With staff spread across four time zones in the UK, New York, Seattle and Japan, Payton said that splitting development globally incurred some inefficiencies. For instance, if an issue would surface with the developers in Seattle needing someone in a different time zone to give direction. But Payton also suggested he bent his own schedule in Japan to bridge this divide as often as he could, starting with an early rise at 4:30 am local time for story calls and then ending with reviews of the game with his team as late as 10 pm some days.

When production started on Arkham during the early days of the pandemic, Payton was still living in Seattle. During a visit to friends and family in Japan, though, he found himself more productive with so much of the team offline during his workday.

“During the pandemic, when everybody started going remote, I was living in Seattle but I traveled back to Japan to visit friends and family, and I noticed how productive I was because I was using the time difference to my advantage for team productivity,” Payton explained. “I like to start and work early in the morning and I have plenty of overlap with the team in the United States, which is where the primary contingent of Camouflaj is.
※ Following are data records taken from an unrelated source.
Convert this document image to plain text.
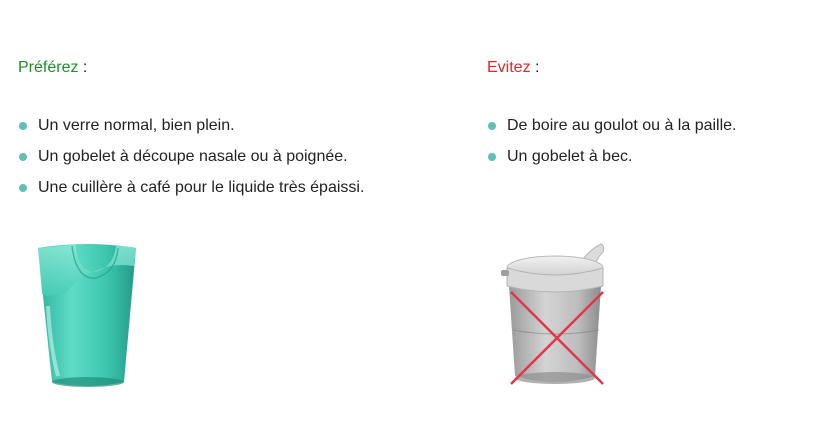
Préférez :
Un verre normal, bien plein.
Un gobelet à découpe nasale ou à poignée.
Une cuillère à café pour le liquide très épaissi.
Evitez :
De boire au goulot ou à la paille.
Un gobelet à bec.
And then I would start reviewing and giving feedback on the build while they're all sleeping…by the time Seattle wakes up, some work has passed into four different time zones, and it's gotten four different improvements before it goes back to Seattle.”

Payton used Quest’s casting feature to PC, and then relayed that view over a video call to others including design director Bill Green working from outside London. They used a workflow developed by Japan-based Matt Walker to timestamp reviews with Green and Payton speaking over relevant clips.

“We would get a build, Seattle was finished with it, I waited for it to upload. It's probably 3:00 or 4:00 PM here in Japan. And then we would just review the game till about eight or nine, sometimes 10:00 PM. And then so when Seattle woke up and New York woke up, they had typically 200 to 300 notes from me. Every. Single. Night.”

After releasing Arkham’s VR return last month to wide acclaim, Camouflaj’s full team of 75 people continues to work through a lengthy list of additions and fixes. Payton explained those planned updates include a character viewer, new challenge maps for both Combat and Predator modes, and general quality of life improvements. There's also a new game+ mode they're "seriously considering" but won't fully commit to yet.

“Game development is difficult and you have good days and you have bad days and then, suddenly, it's out there and people are saying really wonderful things about the work that you've done over the last four years and so that feels really really good,” Payton said. “We also feel like we're not finished.”